Une mêlée confuse de singes, mordant, griffant, déchirant, arrachant, se referma sur Bagheera, pendant que cinq ou six d’entre eux, s’emparant de Mowgli, le remorquaient jusqu’en haut du pavillon et le poussaient par le trou du dôme brisé. Un enfant élevé par les hommes se fût affreusement contusionné, car la chute mesurait quinze bons pieds ; mais Mowgli tomba comme Baloo lui avait appris à tomber, et toucha le sol les pieds les premiers.

— Reste ici, crièrent les singes, jusqu’à ce que nous ayons tué tes amis, et plus tard nous reviendrons jouer avec toi — si le Peuple Venimeux te laisse en vie.

— Nous sommes du même sang, vous et moi, dit vivement Mowgli en lançant l’Appel des Serpents.

Il put entendre un frémissement et des sifflements dans les décombres alentour, et il lança l’appel une seconde fois pour être sûr.

— Bien, sssoit ! À bas les capuchons, vous tous ! dirent une demi-douzaine de voix sourdes (toute ruine dans l’Inde devient tôt ou tard un repaire de serpents, et le vieux pavillon grouillait de cobras).

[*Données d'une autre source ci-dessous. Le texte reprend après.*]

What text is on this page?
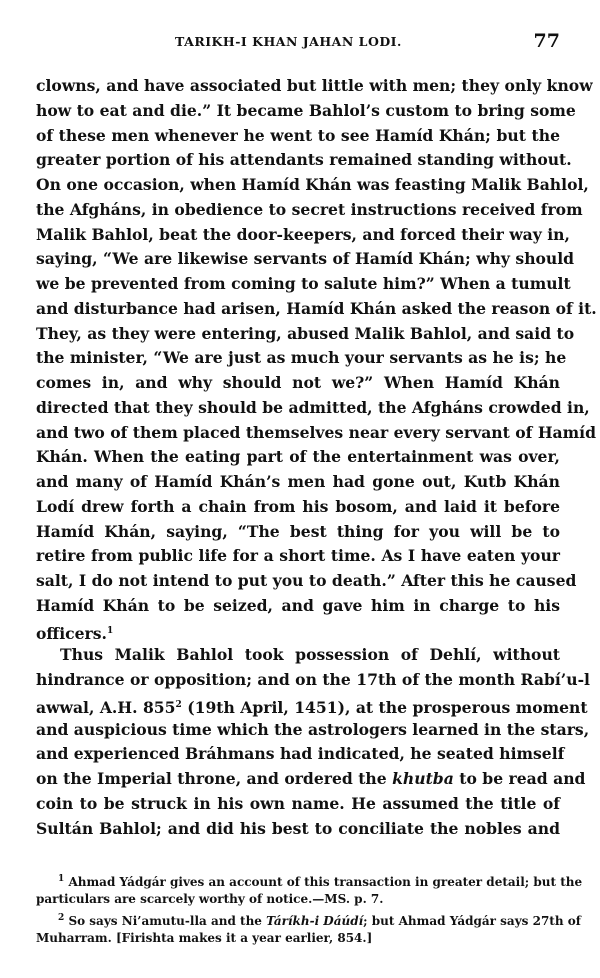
TARIKH-I KHAN JAHAN LODI.	77
clowns, and have associated but little with men; they only know
how to eat and die.” It became Bahlol’s custom to bring some
of these men whenever he went to see Hamíd Khán; but the
greater portion of his attendants remained standing without.
On one occasion, when Hamíd Khán was feasting Malik Bahlol,
the Afgháns, in obedience to secret instructions received from
Malik Bahlol, beat the door-keepers, and forced their way in,
saying, “We are likewise servants of Hamíd Khán; why should
we be prevented from coming to salute him?” When a tumult
and disturbance had arisen, Hamíd Khán asked the reason of it.
They, as they were entering, abused Malik Bahlol, and said to
the minister, “We are just as much your servants as he is; he
comes in, and why should not we?” When Hamíd Khán
directed that they should be admitted, the Afgháns crowded in,
and two of them placed themselves near every servant of Hamíd
Khán. When the eating part of the entertainment was over,
and many of Hamíd Khán’s men had gone out, Kutb Khán
Lodí drew forth a chain from his bosom, and laid it before
Hamíd Khán, saying, “The best thing for you will be to
retire from public life for a short time. As I have eaten your
salt, I do not intend to put you to death.” After this he caused
Hamíd Khán to be seized, and gave him in charge to his
officers.$^1$
Thus Malik Bahlol took possession of Dehlí, without
hindrance or opposition; and on the 17th of the month Rabí’u-l
awwal, A.H. $855^2$ (19th April, 1451), at the prosperous moment
and auspicious time which the astrologers learned in the stars,
and experienced Bráhmans had indicated, he seated himself
on the Imperial throne, and ordered the khutba to be read and
coin to be struck in his own name. He assumed the title of
Sultán Bahlol; and did his best to conciliate the nobles and
$^1$ Ahmad Yádgár gives an account of this transaction in greater detail; but the
particulars are scarcely worthy of notice.—MS. p. 7.
$^2$ So says Ni’amutu-lla and the Táríkh-i Dáúdí; but Ahmad Yádgár says 27th of
Muharram. [Firishta makes it a year earlier, 854.]
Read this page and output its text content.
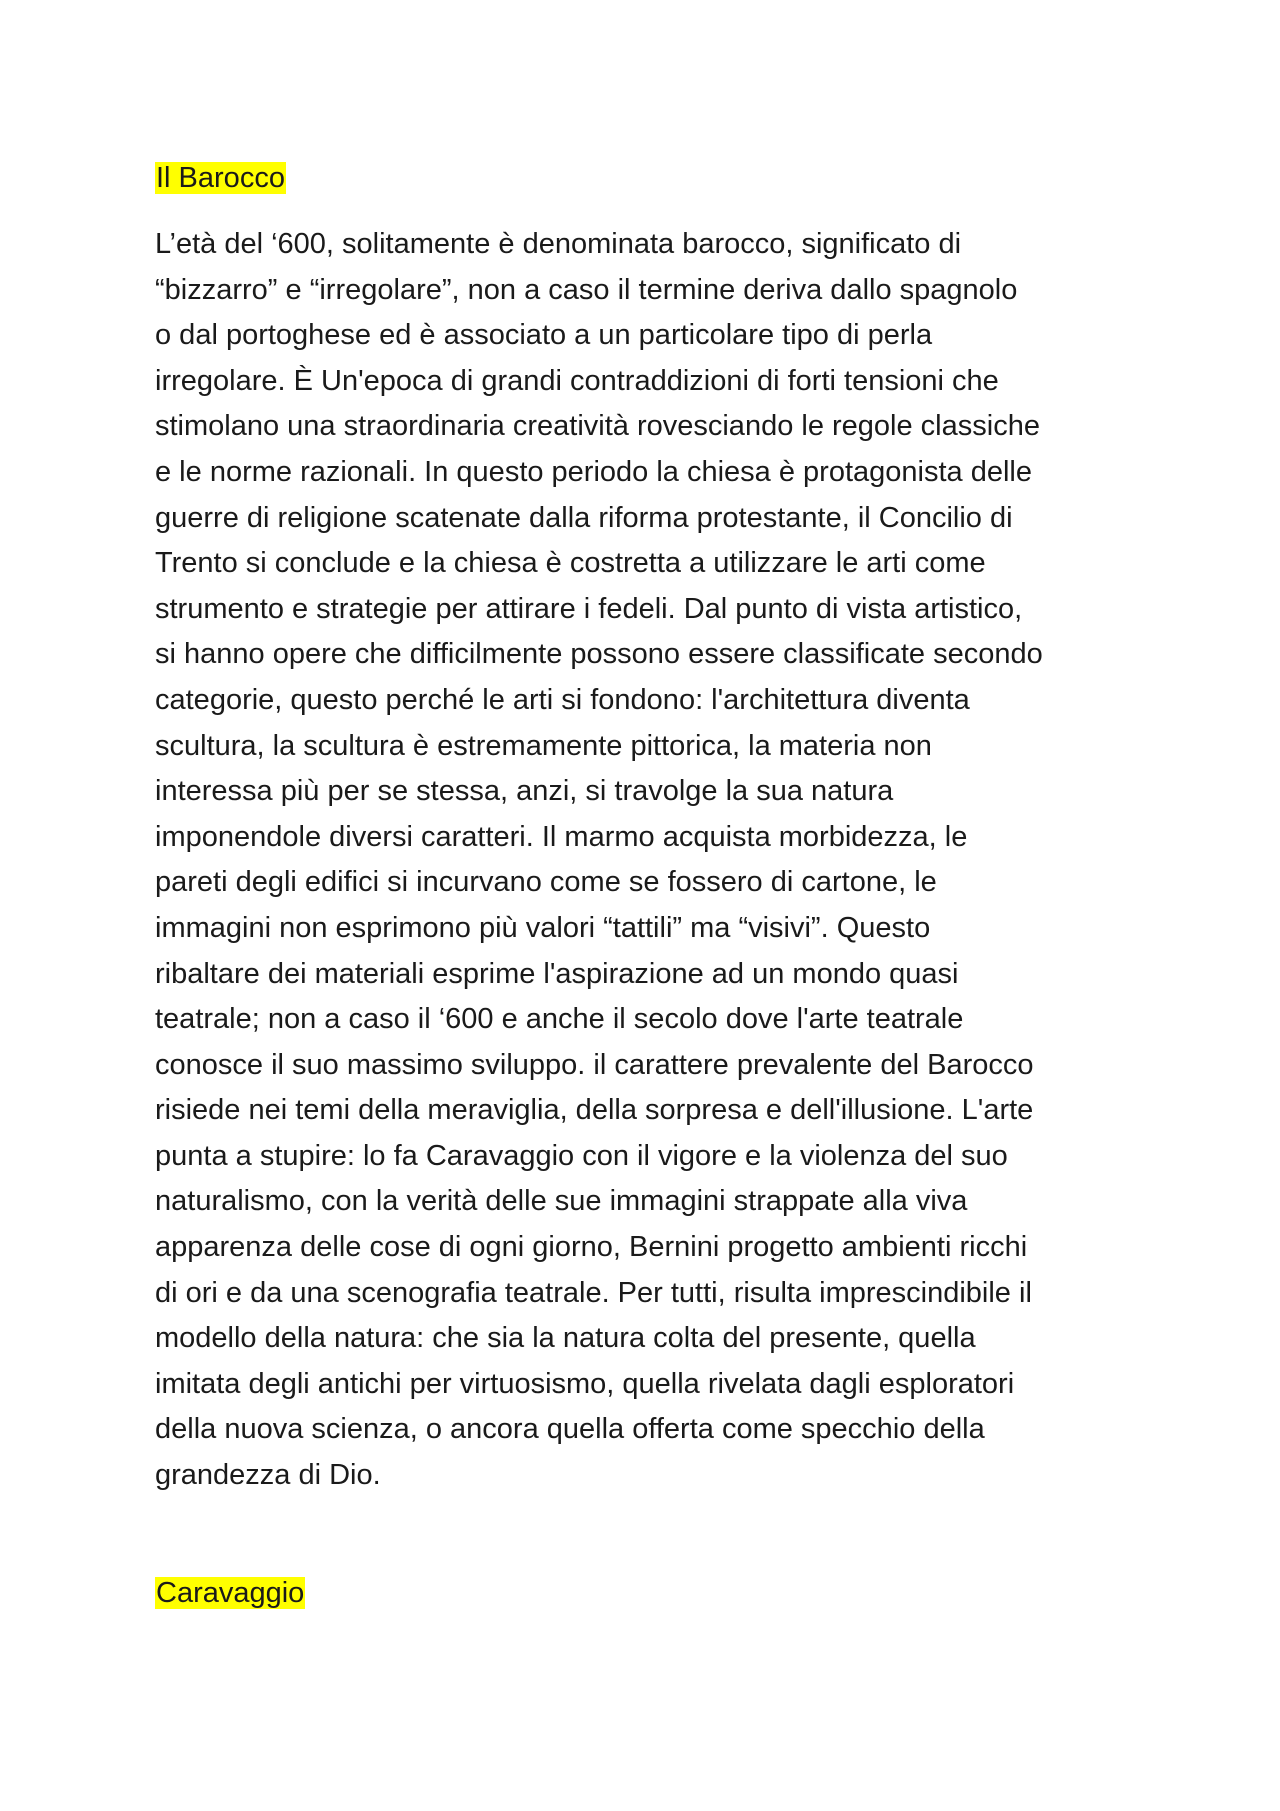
Il Barocco

L’età del ‘600, solitamente è denominata barocco, significato di
“bizzarro” e “irregolare”, non a caso il termine deriva dallo spagnolo
o dal portoghese ed è associato a un particolare tipo di perla
irregolare. È Un'epoca di grandi contraddizioni di forti tensioni che
stimolano una straordinaria creatività rovesciando le regole classiche
e le norme razionali. In questo periodo la chiesa è protagonista delle
guerre di religione scatenate dalla riforma protestante, il Concilio di
Trento si conclude e la chiesa è costretta a utilizzare le arti come
strumento e strategie per attirare i fedeli. Dal punto di vista artistico,
si hanno opere che difficilmente possono essere classificate secondo
categorie, questo perché le arti si fondono: l'architettura diventa
scultura, la scultura è estremamente pittorica, la materia non
interessa più per se stessa, anzi, si travolge la sua natura
imponendole diversi caratteri. Il marmo acquista morbidezza, le
pareti degli edifici si incurvano come se fossero di cartone, le
immagini non esprimono più valori “tattili” ma “visivi”. Questo
ribaltare dei materiali esprime l'aspirazione ad un mondo quasi
teatrale; non a caso il ‘600 e anche il secolo dove l'arte teatrale
conosce il suo massimo sviluppo. il carattere prevalente del Barocco
risiede nei temi della meraviglia, della sorpresa e dell'illusione. L'arte
punta a stupire: lo fa Caravaggio con il vigore e la violenza del suo
naturalismo, con la verità delle sue immagini strappate alla viva
apparenza delle cose di ogni giorno, Bernini progetto ambienti ricchi
di ori e da una scenografia teatrale. Per tutti, risulta imprescindibile il
modello della natura: che sia la natura colta del presente, quella
imitata degli antichi per virtuosismo, quella rivelata dagli esploratori
della nuova scienza, o ancora quella offerta come specchio della
grandezza di Dio.

Caravaggio
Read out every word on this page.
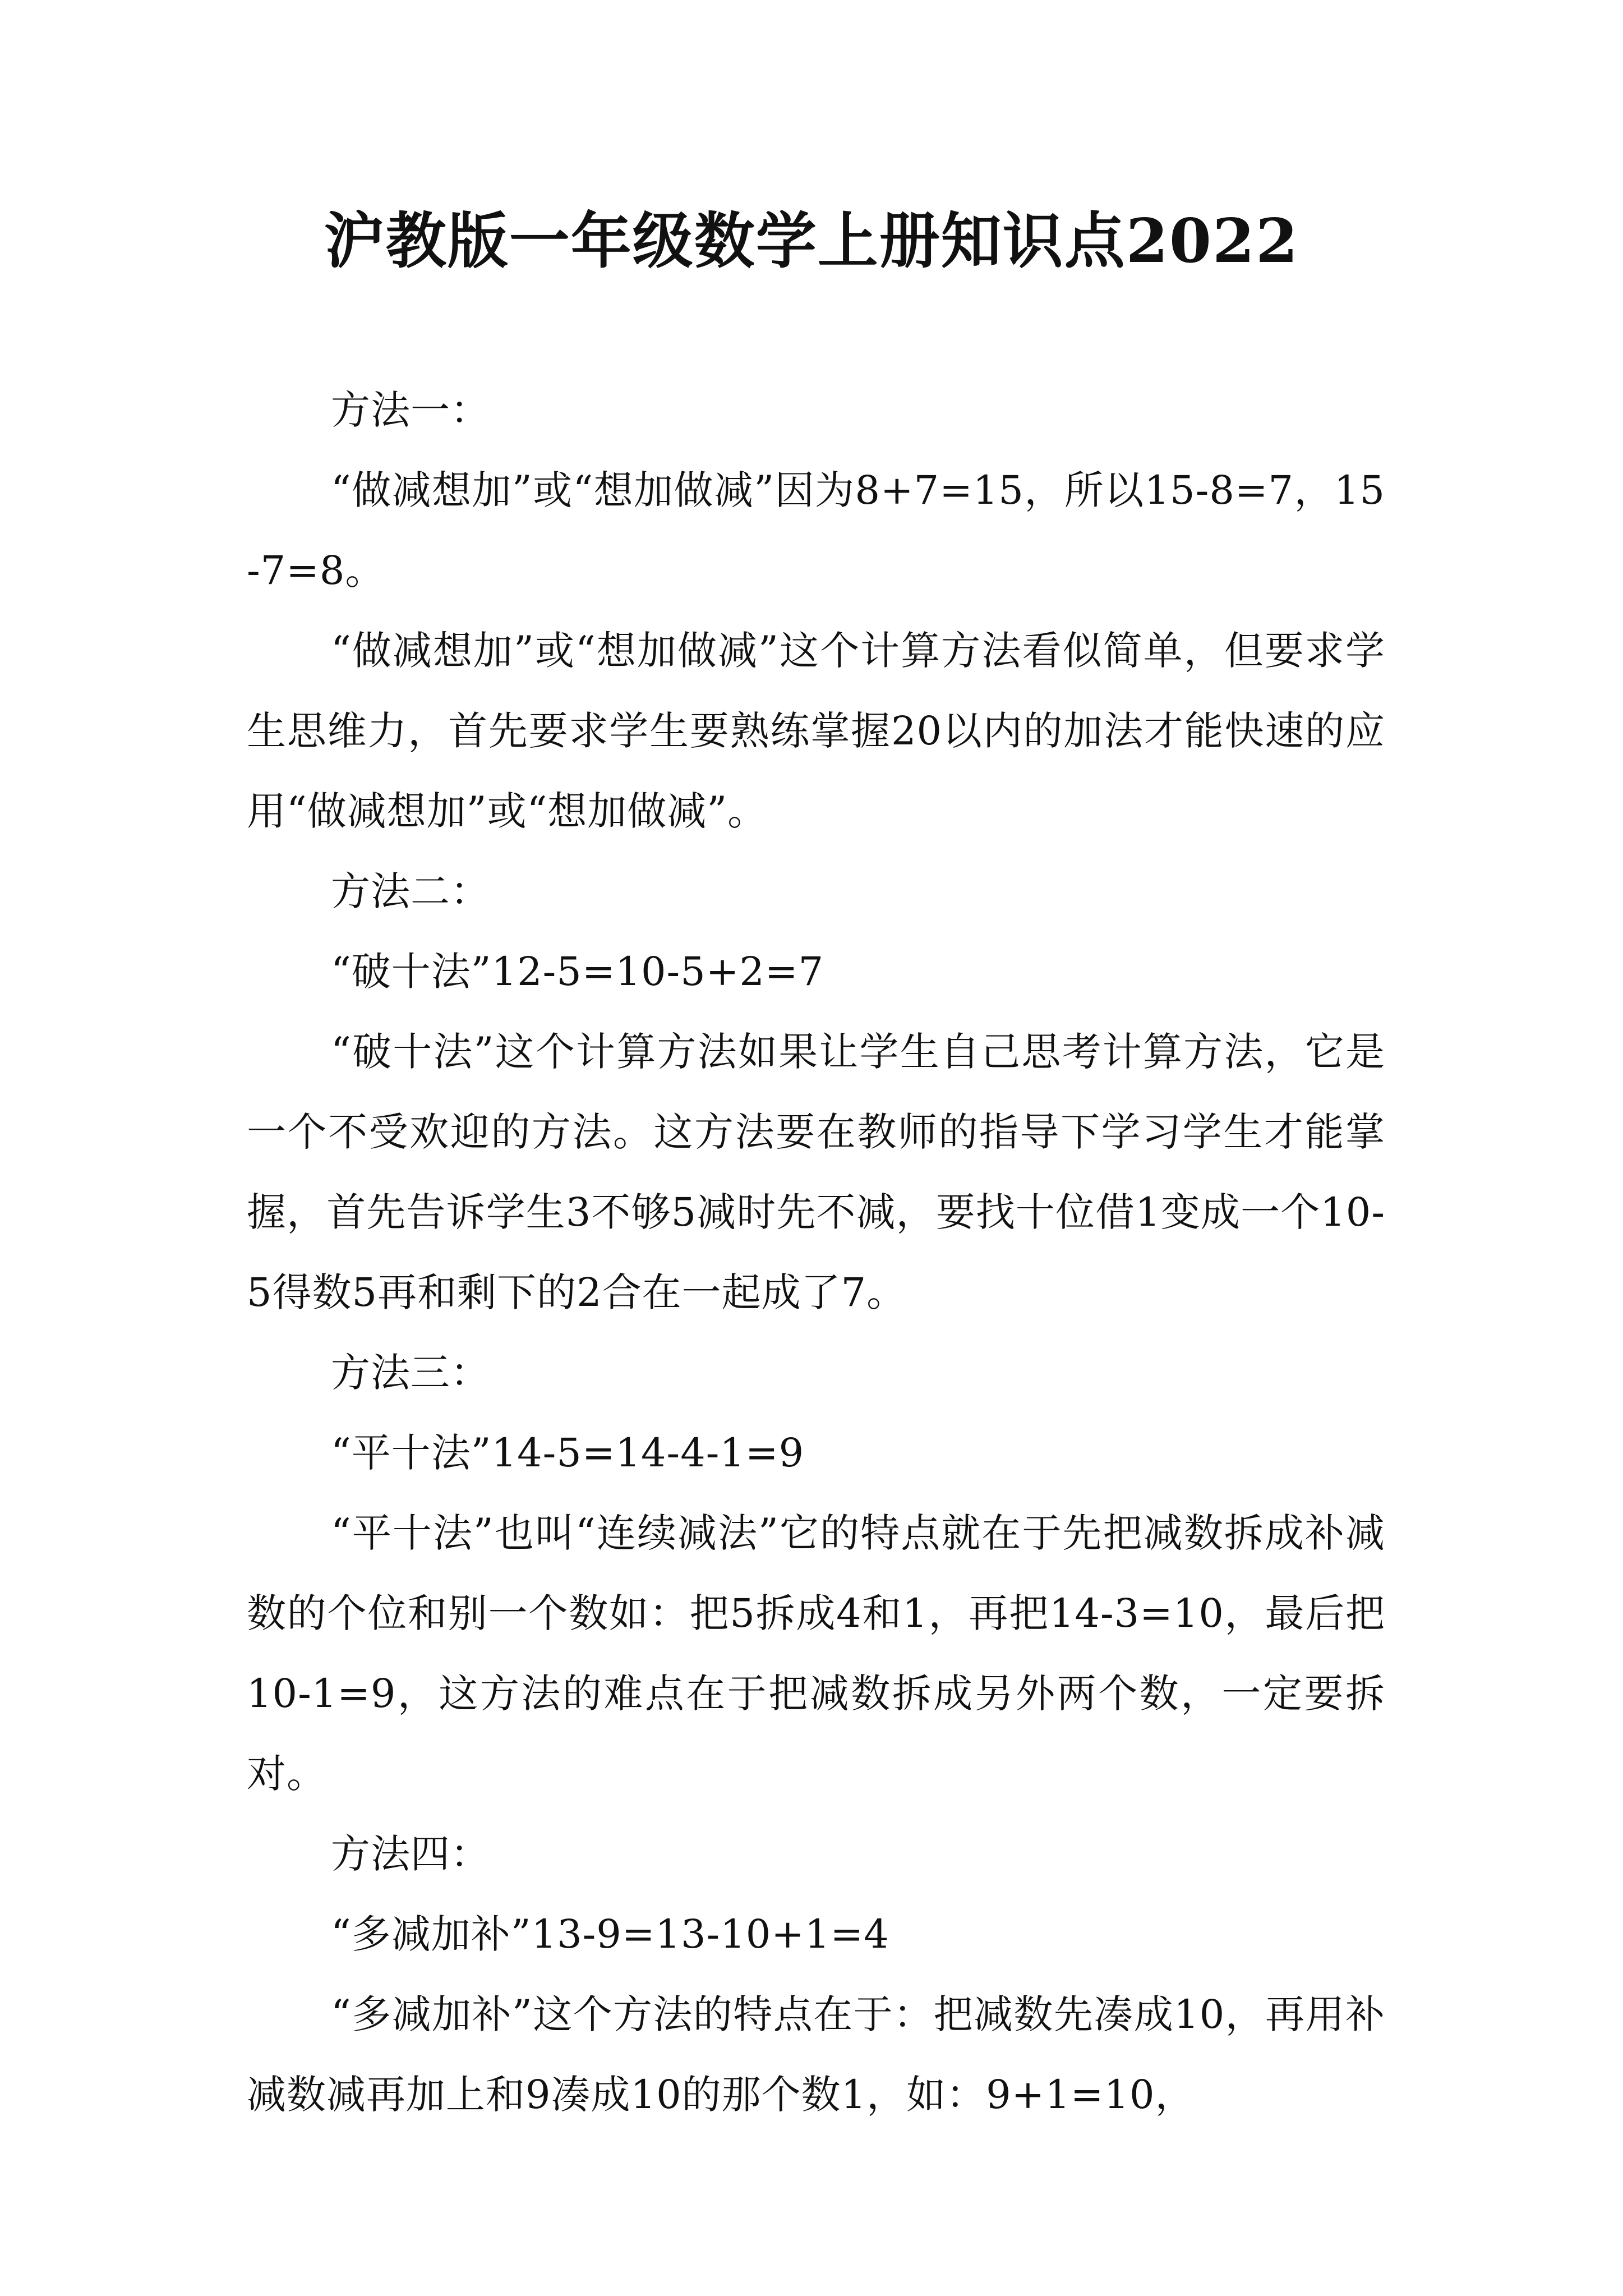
沪教版一年级数学上册知识点2022

方法一：

“做减想加”或“想加做减”因为8+7=15，所以15-8=7，15-7=8。

“做减想加”或“想加做减”这个计算方法看似简单，但要求学生思维力，首先要求学生要熟练掌握20以内的加法才能快速的应用“做减想加”或“想加做减”。

方法二：

“破十法”12-5=10-5+2=7

“破十法”这个计算方法如果让学生自己思考计算方法，它是一个不受欢迎的方法。这方法要在教师的指导下学习学生才能掌握，首先告诉学生3不够5减时先不减，要找十位借1变成一个10-5得数5再和剩下的2合在一起成了7。

方法三：

“平十法”14-5=14-4-1=9

“平十法”也叫“连续减法”它的特点就在于先把减数拆成补减数的个位和别一个数如：把5拆成4和1，再把14-3=10，最后把10-1=9，这方法的难点在于把减数拆成另外两个数，一定要拆对。

方法四：

“多减加补”13-9=13-10+1=4

“多减加补”这个方法的特点在于：把减数先凑成10，再用补减数减再加上和9凑成10的那个数1，如：9+1=10，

Reste tranquille, Petit Frère, car tes pieds pourraient nous faire mal.

Mowgli se tint immobile autant qu’il lui fut possible, épiant à travers le réseau de marbre, et écoutant le furieux tapage où luttait la Panthère Noire — hurlements, glapissements, bousculades, que dominait le râle rauque et profond de Bagheera, rompant, fonçant, plongeant et virant sous les tas compacts de ses ennemis. Pour la première fois depuis sa naissance, Bagheera luttait pour défendre sa vie.

— Baloo doit suivre de près ; Bagheera ne serait pas là sans renfort, pensait Mowgli.

Et il cria à haute voix :

— Au réservoir ! Bagheera. Gagne les citernes. Gagne-les et plonge ! Vers l’eau !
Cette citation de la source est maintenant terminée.